The Executive Corner

Advocacy win for SAITSA

Earlier this year, I was cleaning my office when I found a tube with old posters from various advocacy campaigns created by my predecessors. One of the posters, circa 2014, read ‘We Support Secondary Suites.’

Just a couple weeks ago, I chatted with a co-worker who, nearly ten years ago, was the Vice President External of the Student’s Association of Mount Royal College. He told me that during his term they were advocating for a secondary suite reformation.

Even this year, the SAITSA President and I prioritized secondary suite reformation during the 2017 Municipal Election, and met with several candidates to discuss this issue. It made me think: how are we still fighting for this?

For over a decade, Calgarians have dealt with an inefficient process to develop a secondary suite: that is, a separate and fully functioning suite within a home. These are often times occupied by in-laws and students.

For over a decade, only certain areas of Calgary were secondary suite friendly. If a homeowner wanted to build a secondary suite in the wrong neighbourhood, they would have to appear before City Council and beg for the right to develop a legal suite.

Their friends in the neighbourhood over simply had to apply for a development permit and it would be approved, or not, by a civil servant.

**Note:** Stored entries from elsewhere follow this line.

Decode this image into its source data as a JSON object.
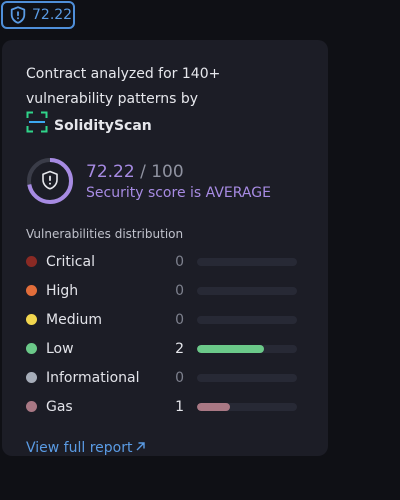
{
  "badge": {
    "score": "72.22",
    "icon": "shield-alert-icon",
    "color": "#5a9be4"
  },
  "card": {
    "intro_text": "Contract analyzed for 140+ vulnerability patterns by",
    "brand_name": "SolidityScan",
    "brand_icon": "scan-frame-icon",
    "score": {
      "value": "72.22",
      "separator_max": "/ 100",
      "status_text": "Security score is AVERAGE",
      "fraction": 0.7222,
      "accent_color": "#a78be3"
    },
    "distribution": {
      "title": "Vulnerabilities distribution",
      "max_count": 3,
      "items": [
        {
          "label": "Critical",
          "count": "0",
          "color": "#8a2a24",
          "bar_color": "#8a2a24"
        },
        {
          "label": "High",
          "count": "0",
          "color": "#e26d3a",
          "bar_color": "#e26d3a"
        },
        {
          "label": "Medium",
          "count": "0",
          "color": "#f2d64e",
          "bar_color": "#f2d64e"
        },
        {
          "label": "Low",
          "count": "2",
          "color": "#6bc989",
          "bar_color": "#6bc989"
        },
        {
          "label": "Informational",
          "count": "0",
          "color": "#a6adb9",
          "bar_color": "#a6adb9"
        },
        {
          "label": "Gas",
          "count": "1",
          "color": "#a97884",
          "bar_color": "#a97884"
        }
      ]
    },
    "report_link": {
      "label": "View full report",
      "icon": "arrow-up-right-icon",
      "color": "#5a9be4"
    }
  }
}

Applicants who had to appear before council were more likely to be approved if they told an emotionally driven story as to why they needed a secondary suite. This wasted hours of City Council’s time. In fact, these meetings took up 20 per cent of their time in 2016.

Well, cringe no more, because in December 2017, City Council passed a vote to reform the secondary suite process. Now, all homeowners will be treated equally and approved, or not, by a city employee – not by politicians.

Why is this so important to students? Well, students often live in secondary suites and our priority is to ensure that these suites are both safe and affordable.

In neighbourhoods that are close to campus yet contain few apartment complexes, such as Capitol Hill, secondary suites offer a safe way to house students in a convenient location.

By creating a smoother process to develop a secondary suite, landlords are encouraged to ensure their suites are legal and up to code. They can now jump through fewer hoops when creating a suite that fits all of the criteria for healthy living.

Not only is this a win for my team this year, but it’s also a win for the student leaders who advocated in the years before me.

I think one of the hardest parts about working in politics is that everything seems to move at the pace of an iceberg. As a results-driven person, I have had to learn how to see the value in small changes and setting others up for success.

However, when we finally see an advocacy win, it makes the years of work and countless meetings that lead up to that moment totally worth it.

I can now confidently take down the secondary suite poster in my office, celebrate the success of long-term advocacy, and continue the relentless fight for students.